Pensate ad una etnia che non ha mai costituito un proprio Stato unitario ma che, attraverso una stessa lingua, sente di appartenere ad una "fratellanza nazionale".
Il termine Occitania (apparso per la prima volta nel 1290, che si scrive in grafia occitanica Occitània, con un accento grave sulla prima a e si pronuncia Usitanio) venne coniato per nominare l’insieme delle regioni nelle quali si parlava la lingua d’oc.
Fu Dante Alighieri a tentare una prima classificazione delle parlate romanze (o neolatine), basandosi sulla particella che, nelle varie lingue, serviva per l’affermazione.
Nacque così la tripartizione in: lingua d’oc che derivava la particella affermativa latina hoc est (questo è); la lingua d’oïl (il francese, che la derivava da illud est: quello è); la lingua del sì (l’italiano, che la derivava da sic est: così è).

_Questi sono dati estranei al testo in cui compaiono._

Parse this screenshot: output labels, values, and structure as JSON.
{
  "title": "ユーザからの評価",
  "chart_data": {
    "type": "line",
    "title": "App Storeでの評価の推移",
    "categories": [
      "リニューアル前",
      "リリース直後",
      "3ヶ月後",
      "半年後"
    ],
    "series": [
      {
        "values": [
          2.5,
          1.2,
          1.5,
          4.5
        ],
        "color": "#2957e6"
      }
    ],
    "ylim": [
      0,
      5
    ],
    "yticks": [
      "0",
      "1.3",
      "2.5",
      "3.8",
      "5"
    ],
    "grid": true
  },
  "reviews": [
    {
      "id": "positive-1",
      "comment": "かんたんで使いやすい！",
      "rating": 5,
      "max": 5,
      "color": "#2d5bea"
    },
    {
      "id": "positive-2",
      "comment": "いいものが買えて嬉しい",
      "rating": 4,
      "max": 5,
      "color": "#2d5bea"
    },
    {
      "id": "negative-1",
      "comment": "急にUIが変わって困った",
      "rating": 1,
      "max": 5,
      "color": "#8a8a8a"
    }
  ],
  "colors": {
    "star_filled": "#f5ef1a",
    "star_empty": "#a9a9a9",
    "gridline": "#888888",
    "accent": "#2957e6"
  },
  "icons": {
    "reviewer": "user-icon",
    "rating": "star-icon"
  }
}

L’amministrazione reale francese, a partire dal XIV secolo, prese a chiamare "patria linguae occitane" i feudi meridionali appena annessi e che sentiva "diversi". Il nome cadde però in disuso e venne riesumato soltanto all’inizio del XIX secolo da due scrittori occitanici, Rochegude
e Fabre d’Olivet. E’ diventato d’uso comune in Francia nel XX secolo, a partire dagli anni Cinquanta.

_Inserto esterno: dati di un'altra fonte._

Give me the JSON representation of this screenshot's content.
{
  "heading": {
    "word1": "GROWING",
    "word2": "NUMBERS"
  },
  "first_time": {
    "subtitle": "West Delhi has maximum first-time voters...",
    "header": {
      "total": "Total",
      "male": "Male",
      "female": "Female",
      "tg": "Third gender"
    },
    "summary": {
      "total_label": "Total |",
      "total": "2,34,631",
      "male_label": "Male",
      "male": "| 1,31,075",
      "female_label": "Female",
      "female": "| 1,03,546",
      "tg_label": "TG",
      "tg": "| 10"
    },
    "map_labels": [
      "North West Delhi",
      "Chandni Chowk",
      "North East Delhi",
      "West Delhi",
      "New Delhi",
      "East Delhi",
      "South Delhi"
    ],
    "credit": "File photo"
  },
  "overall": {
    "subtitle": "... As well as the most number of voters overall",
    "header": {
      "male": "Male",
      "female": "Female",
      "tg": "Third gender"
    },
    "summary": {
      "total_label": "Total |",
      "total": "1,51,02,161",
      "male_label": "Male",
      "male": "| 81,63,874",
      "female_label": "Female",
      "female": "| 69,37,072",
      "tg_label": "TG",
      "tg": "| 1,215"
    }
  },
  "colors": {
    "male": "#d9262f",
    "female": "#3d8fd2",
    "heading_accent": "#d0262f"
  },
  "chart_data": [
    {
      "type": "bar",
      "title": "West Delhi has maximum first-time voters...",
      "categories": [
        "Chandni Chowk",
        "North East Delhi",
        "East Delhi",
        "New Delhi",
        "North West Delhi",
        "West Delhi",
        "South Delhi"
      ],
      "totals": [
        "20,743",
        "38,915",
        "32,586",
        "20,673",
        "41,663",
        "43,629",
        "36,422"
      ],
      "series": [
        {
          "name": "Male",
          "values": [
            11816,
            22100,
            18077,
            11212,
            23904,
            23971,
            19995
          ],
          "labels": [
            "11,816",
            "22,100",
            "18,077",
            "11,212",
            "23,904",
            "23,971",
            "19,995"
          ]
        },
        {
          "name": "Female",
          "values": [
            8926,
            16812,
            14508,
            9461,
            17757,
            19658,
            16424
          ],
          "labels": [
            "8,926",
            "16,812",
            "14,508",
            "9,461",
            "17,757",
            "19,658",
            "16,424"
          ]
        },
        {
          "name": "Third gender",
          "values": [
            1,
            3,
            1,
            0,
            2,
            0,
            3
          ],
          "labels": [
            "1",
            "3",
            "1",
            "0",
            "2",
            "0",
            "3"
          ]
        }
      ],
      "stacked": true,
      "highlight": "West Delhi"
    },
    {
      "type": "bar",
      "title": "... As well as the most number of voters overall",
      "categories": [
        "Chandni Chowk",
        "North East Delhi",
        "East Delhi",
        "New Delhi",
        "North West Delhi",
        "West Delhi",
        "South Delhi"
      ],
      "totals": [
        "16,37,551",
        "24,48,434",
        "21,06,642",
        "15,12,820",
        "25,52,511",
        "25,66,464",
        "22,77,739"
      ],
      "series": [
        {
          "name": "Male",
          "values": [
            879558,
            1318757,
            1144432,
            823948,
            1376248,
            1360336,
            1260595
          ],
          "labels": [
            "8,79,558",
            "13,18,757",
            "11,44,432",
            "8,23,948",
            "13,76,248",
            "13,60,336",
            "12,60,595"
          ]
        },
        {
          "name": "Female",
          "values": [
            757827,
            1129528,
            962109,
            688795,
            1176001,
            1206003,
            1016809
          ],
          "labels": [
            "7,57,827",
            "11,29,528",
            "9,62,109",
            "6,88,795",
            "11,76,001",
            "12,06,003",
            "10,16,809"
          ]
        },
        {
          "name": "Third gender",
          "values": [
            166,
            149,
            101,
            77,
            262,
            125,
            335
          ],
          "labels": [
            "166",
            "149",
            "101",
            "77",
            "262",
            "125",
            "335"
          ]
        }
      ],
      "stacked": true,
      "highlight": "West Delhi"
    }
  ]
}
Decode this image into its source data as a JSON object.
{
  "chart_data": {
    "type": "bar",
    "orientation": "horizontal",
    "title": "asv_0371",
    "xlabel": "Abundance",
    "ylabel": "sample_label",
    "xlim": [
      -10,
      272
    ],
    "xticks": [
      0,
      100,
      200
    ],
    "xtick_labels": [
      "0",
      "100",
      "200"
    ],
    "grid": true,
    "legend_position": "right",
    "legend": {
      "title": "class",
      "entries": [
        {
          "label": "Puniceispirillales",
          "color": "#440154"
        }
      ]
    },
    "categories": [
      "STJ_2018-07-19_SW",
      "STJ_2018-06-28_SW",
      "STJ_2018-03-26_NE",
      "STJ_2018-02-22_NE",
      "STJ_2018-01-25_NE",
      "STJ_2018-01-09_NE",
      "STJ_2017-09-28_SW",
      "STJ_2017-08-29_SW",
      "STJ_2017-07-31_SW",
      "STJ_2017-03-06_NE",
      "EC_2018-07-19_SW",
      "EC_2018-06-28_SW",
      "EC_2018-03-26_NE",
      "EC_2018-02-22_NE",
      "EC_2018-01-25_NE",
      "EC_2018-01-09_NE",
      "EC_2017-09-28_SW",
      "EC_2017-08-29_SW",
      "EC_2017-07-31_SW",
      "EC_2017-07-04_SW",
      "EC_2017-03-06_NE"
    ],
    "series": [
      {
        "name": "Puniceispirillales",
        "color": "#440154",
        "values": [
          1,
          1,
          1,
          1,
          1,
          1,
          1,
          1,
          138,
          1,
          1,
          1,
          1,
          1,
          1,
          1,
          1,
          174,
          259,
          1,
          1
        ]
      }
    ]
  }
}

Oggi, l’Occitania non ha nessuna nessuna personalità giuridica, politica e amministrativa. Si trova "spalmata" nello Stato francese (Provenza, Linguadoca, Guascogna, Guienna, Limosino, Alvernia, Delfinato), di cui costituisce 21 e parzialmente 23 dipartimenti, e ingloba, senza soluzioni di continuità una porzione del territorio italiano (Delfinato con le seguenti valli italiane: Dora, Germanasca, Chisone, Pellice, Alta Valle di Susa, Po, Varaita, Maira, Grana, Stura, Gesso, Vermenagna, Alta Corsaglia, Pesio ed Ellero) e spagnolo (Valle di Aran).